Hong Kong’s benchmark stock index rose as much as 6.4 percent on April 9, a day after Chinese investors maxed out their quota on a cross-border investment scheme launched five months ago. The rush is hard to square with actual events. True, China’s regulators on March 27 said the mutual fund industry, with 4.4 trillion yuan ($716 billion) of assets at the end of 2014 according to Z-Ben Advisors, can now participate in the Shanghai-Hong Kong Stock Connect. But it’s unlikely many have. Tweaking paperwork could take weeks.

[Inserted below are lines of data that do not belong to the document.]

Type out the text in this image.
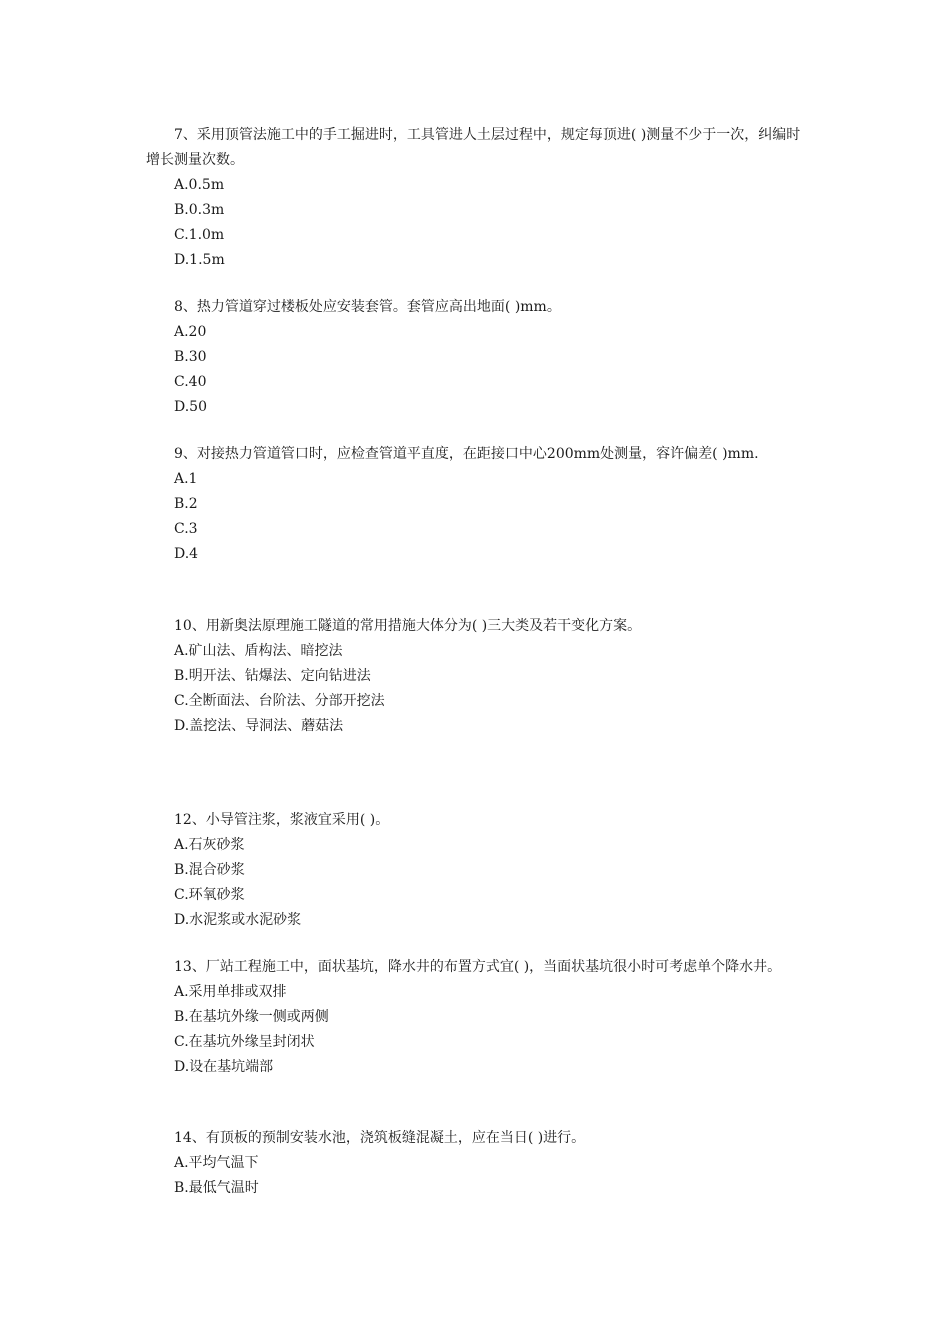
7、采用顶管法施工中的手工掘进时，工具管进人土层过程中，规定每顶进( )测量不少于一次，纠编时增长测量次数。

A.0.5m
B.0.3m
C.1.0m
D.1.5m

8、热力管道穿过楼板处应安装套管。套管应高出地面( )mm。

A.20
B.30
C.40
D.50

9、对接热力管道管口时，应检查管道平直度，在距接口中心200mm处测量，容许偏差( )mm.

A.1
B.2
C.3
D.4

10、用新奥法原理施工隧道的常用措施大体分为( )三大类及若干变化方案。

A.矿山法、盾构法、暗挖法
B.明开法、钻爆法、定向钻进法
C.全断面法、台阶法、分部开挖法
D.盖挖法、导洞法、蘑菇法

12、小导管注浆，浆液宜采用( )。

A.石灰砂浆
B.混合砂浆
C.环氧砂浆
D.水泥浆或水泥砂浆

13、厂站工程施工中，面状基坑，降水井的布置方式宜( )，当面状基坑很小时可考虑单个降水井。

A.采用单排或双排
B.在基坑外缘一侧或两侧
C.在基坑外缘呈封闭状
D.设在基坑端部

14、有顶板的预制安装水池，浇筑板缝混凝土，应在当日( )进行。

A.平均气温下
B.最低气温时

A new fund product requires around 20 days to get ready, Z-Ben estimates.
Perhaps investors have just got wise to the gulf between Shanghai and Hong Kong stocks. Shares in Shanghai Electric Group, one of the more popular trades, used to cost 69 percent less in Hong Kong two weeks ago; now the gap is 47 percent. But that is not new. And the stocks aren’t yet interchangeable – though the Hong Kong exchange is considering a way to create something like substitutability, people familiar with the situation say.